4.  At the end of each iteration calculate the standard deviation of the error between the original image and the restored version in the missing patches only. Assign the error vectors to the variables err and err2 corresponding to without and with the forcing function respectively. Display your plot of this error measure versus iteration in Figure 5. The plot should look something like that below. Label your axes and use legends to label your curves and a linewidth of 3.

Notes
The data you will need is in the files as follows.

greece.tif This contains the original uncorrupted picture as a TIFF file. badpicture.mat A matlab data file containing the corrupted image "badpic"

badpixels.tif
A TIFF image indicating the pixel sites in badpicture.mat that are corrupted. Each pixel is either 1 (corrupted site) or 0 (not corrupted).
forcing.mat
Containing "f" the forcing function
 Figure 3: Convergence. Note that your curves may not look like this because there are a couple of different variants on the way you can perform the iterations.

0   200 400 600 800 1000 1200 1400 1600 1800 2000 Iteration

To load a greyscale ’tif’ image in Matlab and display it you can use the lines below. pic = imread(’fname.tif’); figure(1); image(pic); colormap(gray(256));

In Matlab if you want to get the pixel value at site [m,n] in an array A, say, you can use just A(m,n).

Some of the files you will use are stored as .mat files. Use load filename.mat to load up the data in those files in Matlab. Try help load to see what that does.

The file badpixels.mat contains a mask which is 1 where there is a bad pixel and 0 otherwise. You will need to iterate over each bad pixel site in the corrupted picture corrupted.tif. To find the bad pixel sites automatically you can use the find function in Matlab. You could also try to find each missing block manually but that is tedious and you’ll probably get it wrong.

[j,i]=find(mask==0) finds all the sites in the 2D array mask which satisfy the condition that the pixel value at that site is 0, and returns the row, column index in the vectors j and i.

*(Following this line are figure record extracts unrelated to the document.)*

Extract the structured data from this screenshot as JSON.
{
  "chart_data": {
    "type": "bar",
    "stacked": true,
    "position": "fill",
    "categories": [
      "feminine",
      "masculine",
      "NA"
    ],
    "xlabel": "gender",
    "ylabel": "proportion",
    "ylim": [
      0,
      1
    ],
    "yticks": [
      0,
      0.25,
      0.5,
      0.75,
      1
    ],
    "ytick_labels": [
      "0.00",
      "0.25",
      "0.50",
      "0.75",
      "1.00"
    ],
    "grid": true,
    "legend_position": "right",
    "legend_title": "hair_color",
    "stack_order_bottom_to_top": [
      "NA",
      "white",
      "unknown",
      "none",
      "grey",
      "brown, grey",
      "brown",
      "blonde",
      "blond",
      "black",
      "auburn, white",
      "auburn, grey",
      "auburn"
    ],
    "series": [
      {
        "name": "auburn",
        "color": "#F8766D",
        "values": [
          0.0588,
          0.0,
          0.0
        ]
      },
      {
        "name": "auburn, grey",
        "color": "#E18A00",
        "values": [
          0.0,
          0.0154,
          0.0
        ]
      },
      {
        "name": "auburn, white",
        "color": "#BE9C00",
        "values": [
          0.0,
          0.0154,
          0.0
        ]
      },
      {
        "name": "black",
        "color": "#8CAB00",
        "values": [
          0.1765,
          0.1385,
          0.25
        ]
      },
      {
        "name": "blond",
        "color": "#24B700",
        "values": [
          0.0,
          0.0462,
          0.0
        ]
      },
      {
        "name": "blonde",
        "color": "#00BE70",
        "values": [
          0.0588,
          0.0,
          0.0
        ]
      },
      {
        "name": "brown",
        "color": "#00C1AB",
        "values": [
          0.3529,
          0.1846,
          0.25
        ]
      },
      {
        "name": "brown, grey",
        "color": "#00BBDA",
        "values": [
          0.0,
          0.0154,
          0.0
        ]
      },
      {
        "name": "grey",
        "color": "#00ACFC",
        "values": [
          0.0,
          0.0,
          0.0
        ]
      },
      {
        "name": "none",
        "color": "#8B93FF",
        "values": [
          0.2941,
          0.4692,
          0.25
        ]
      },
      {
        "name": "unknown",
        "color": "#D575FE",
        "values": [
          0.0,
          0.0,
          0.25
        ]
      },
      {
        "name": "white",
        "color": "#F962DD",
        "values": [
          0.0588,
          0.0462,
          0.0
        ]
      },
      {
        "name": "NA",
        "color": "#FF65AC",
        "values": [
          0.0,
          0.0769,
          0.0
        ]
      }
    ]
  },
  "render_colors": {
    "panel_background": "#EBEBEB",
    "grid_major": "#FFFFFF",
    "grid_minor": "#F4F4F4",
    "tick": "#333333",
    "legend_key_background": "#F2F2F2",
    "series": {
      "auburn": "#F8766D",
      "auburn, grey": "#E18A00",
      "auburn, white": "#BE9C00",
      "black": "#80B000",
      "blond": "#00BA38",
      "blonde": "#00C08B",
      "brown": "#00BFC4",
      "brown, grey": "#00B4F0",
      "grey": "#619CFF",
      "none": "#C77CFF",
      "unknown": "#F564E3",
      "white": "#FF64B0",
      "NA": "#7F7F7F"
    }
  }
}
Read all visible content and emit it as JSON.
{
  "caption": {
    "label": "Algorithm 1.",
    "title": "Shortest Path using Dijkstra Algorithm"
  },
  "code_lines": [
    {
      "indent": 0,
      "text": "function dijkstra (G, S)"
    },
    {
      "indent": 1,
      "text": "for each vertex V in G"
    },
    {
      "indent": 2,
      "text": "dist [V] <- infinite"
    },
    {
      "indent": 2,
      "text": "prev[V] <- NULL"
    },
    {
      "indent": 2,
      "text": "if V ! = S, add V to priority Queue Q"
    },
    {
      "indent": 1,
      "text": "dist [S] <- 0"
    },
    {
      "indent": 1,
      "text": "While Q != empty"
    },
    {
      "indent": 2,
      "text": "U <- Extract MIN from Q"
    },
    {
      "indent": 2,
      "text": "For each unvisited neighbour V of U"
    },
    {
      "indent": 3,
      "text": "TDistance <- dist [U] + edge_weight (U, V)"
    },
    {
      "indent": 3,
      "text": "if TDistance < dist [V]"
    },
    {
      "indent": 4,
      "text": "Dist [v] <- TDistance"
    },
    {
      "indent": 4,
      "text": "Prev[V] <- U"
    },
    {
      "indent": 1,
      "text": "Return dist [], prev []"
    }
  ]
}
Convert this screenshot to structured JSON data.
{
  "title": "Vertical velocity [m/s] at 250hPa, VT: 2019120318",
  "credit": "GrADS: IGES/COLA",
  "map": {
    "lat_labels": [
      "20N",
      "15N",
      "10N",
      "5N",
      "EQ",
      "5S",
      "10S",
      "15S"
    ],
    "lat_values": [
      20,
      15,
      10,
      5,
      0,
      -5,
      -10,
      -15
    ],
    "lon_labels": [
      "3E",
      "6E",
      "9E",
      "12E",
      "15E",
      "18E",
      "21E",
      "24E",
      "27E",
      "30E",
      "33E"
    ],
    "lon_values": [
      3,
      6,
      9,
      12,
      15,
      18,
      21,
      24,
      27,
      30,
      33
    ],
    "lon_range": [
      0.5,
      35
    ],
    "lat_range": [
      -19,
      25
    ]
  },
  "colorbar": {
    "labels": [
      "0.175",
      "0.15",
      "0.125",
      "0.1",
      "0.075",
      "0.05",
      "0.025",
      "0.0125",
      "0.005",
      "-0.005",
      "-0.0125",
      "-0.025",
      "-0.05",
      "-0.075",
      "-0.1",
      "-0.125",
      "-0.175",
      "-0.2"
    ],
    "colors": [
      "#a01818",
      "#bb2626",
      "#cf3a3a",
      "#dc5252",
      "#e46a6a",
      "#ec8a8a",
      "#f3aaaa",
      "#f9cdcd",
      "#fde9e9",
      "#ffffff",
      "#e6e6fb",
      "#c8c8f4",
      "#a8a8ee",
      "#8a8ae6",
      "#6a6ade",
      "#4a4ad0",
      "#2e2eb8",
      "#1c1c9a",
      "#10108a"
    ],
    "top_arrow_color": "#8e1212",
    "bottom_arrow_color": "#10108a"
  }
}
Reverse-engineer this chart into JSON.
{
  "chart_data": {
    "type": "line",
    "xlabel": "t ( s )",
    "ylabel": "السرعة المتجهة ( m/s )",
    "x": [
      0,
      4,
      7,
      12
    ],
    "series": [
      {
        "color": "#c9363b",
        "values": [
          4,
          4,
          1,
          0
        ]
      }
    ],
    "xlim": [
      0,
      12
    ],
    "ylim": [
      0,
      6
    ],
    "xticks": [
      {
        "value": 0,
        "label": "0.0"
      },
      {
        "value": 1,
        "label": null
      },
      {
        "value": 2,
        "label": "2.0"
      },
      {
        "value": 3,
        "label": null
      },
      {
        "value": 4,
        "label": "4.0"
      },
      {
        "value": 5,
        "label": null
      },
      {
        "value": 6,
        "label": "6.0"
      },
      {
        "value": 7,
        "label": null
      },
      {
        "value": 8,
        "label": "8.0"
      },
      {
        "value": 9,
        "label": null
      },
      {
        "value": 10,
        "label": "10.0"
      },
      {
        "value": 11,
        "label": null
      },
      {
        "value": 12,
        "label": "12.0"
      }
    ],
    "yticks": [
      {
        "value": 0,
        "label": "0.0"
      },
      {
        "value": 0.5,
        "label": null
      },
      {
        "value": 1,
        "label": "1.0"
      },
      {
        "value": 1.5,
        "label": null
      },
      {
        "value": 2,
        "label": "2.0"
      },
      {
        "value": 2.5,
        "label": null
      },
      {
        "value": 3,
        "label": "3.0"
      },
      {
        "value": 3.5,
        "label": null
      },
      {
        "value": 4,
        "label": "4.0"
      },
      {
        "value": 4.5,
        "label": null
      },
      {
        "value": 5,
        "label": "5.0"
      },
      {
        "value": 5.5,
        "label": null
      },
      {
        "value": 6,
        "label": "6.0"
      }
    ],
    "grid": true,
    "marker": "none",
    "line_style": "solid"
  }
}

[p]=find(mask==0) finds all the sites in the 2D array mask

which satisfy the condition that the pixel value at that site is 0, and returns the vector index in the vector p. You can think of p as the pixel site locations indexed in raster scan order. So the element (10,6) for instance, in a 2D array would have a 1D index (10 − 1) ×H + 6 into the 2D array. If the pixel value at (10,6) is 0 in this case then the corresponding value entered in p = (10 − 1) ×H + 6

To see how to use find you should try it yourself on a matrix which you make up for testing.

Final Comments
Using PDEs alone to infill pictures isn’t that successful. You will have seen that its relatively easy to fill in the holes where they are not surrounded by much texture, but textured areas are tricky. It turns out that things like stochastic image models and patch based or Bayesian methods work quite alot better. Recently there has been interesting success using direct Machine Learning.

If on the other hand you can find some way to access that function f(x,y) then you’re on to winner. As you will have seen, with f() = 0 the PDE can’t really infill any detail in the hole. However, with the right f(), the PDE is able to infill detail quite well. Some recent ideas in image editing allow users to play with mixing f() functions (or details) with different pictures. The results are quite stunning when applied correctly.

See the work of Patrick Perez in Poisson Image Editing and Francois Pitie in Colour Transfer.


 
[1] It turns out that this is test footage from the set of a summer blockbuster in 2004 that www.sigmedia.tv worked on.
[2] All cinema compositing software now has some kind of tool for inpainting built in. This includes Adobe Photoshop.